Third, there is no material derived from aborted fetus in the mRNA vaccines. They are made with chemical processes. The mRNA platform does not use cell lines or other biological materials in its production. The vaccines are almost entirely synthesized directly from chemical compounds. (Read more here.)

Fourth, small lipid particles are used to deliver the mRNAs to our cells, but no microchips are embedded in them. There might be other misinformation out there related to conspiracy theories, but they are not true.

Aside from the unfounded concerns, more importantly, as Christians, particularly Reformed Christians, we have very good reasons to partake in the vaccine efforts.

First, the mRNA vaccines have been shown to be safe and effective. Yes, there have been some severe adverse reactions in the vaccinated, but the numbers have been extremely low among the tens of millions that have taken the vaccines worldwide, and mostly in people with a history of severe allergies. No medical procedure is without any risk, and even wearing a seatbelt can sometimes result in injury or death in a crash. As to mRNA vaccines’ efficacy, 90-95% would be excellent for any vaccine. We have a great reason to celebrate such effective development in record time.  

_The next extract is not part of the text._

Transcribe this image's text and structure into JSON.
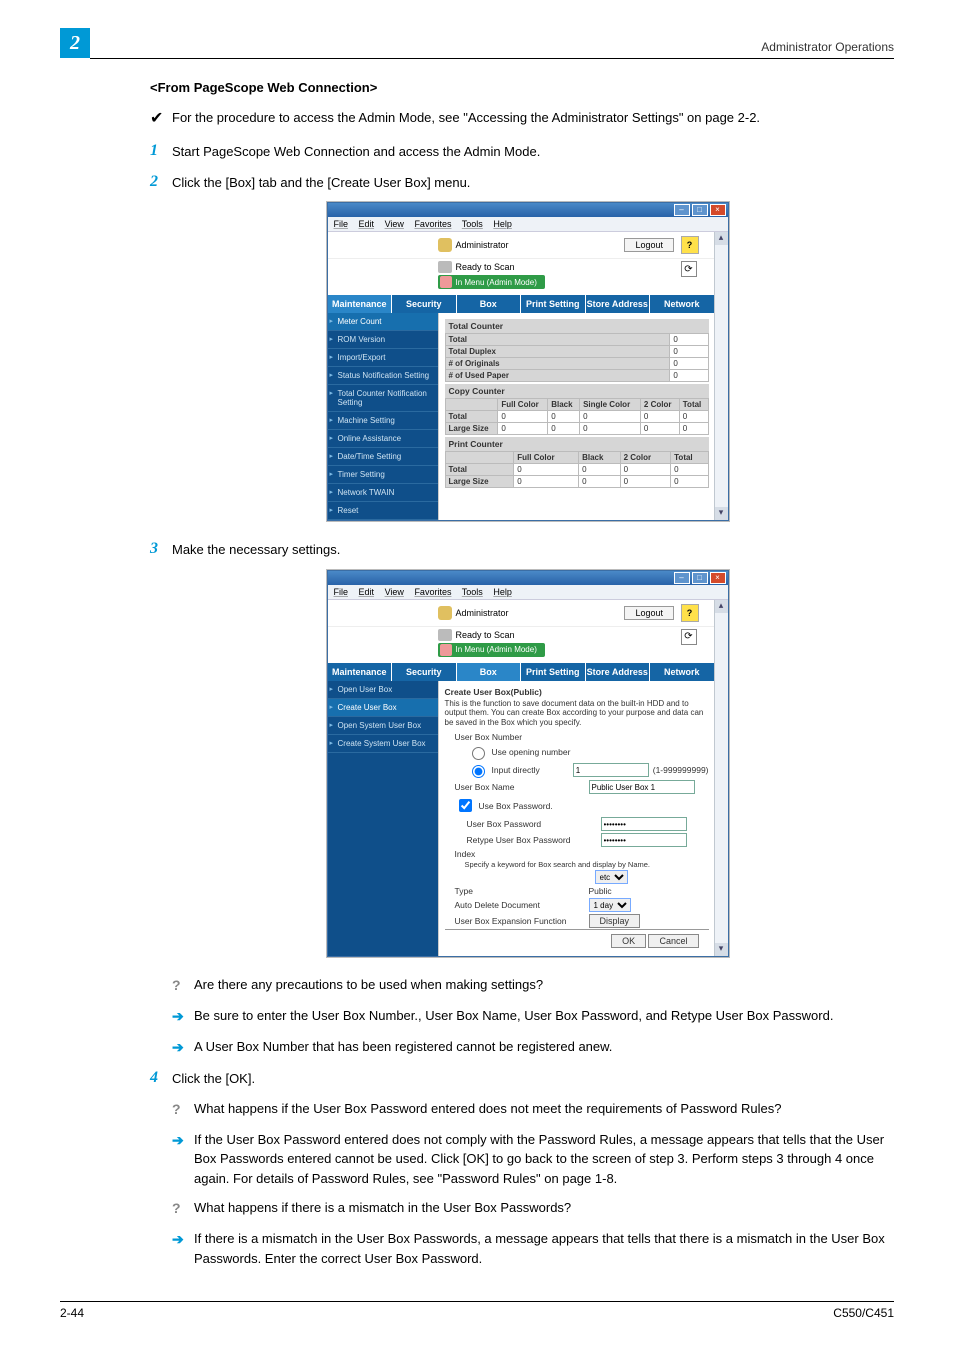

Second, as Reformed Christians, we believe God allows us to use God-given ability to develop treatments and vaccines to overcome diseases. This is our way to love God and participate in God’s redemptive work of the world.

Third, as Christians we are called to love our neighbors. When we take the vaccines, we not only protect ourselves, we also help to build immunity in our communities, so that others are protected as well. By taking the vaccines, volunteering in vaccine trials, or helping out at vaccine distribution sites, we demonstrate our love and care for our communities.

Fourth, Christians should not live in fear but in the trust of our loving Father. We are called to promote trust, not fear, in our lives and in our community. Yes, we need to be wise and cautious, but do not let fear overtake our good sense. Historically, it was the Christians who took care of the ill in the pandemics of plague in the first through fourth centuries. The love and fearlessness of the Christians brought many to the faith in Jesus Christ.

So my fellow Christians, let’s join in the effort of vaccines and become part of God’s solution to the suffering world.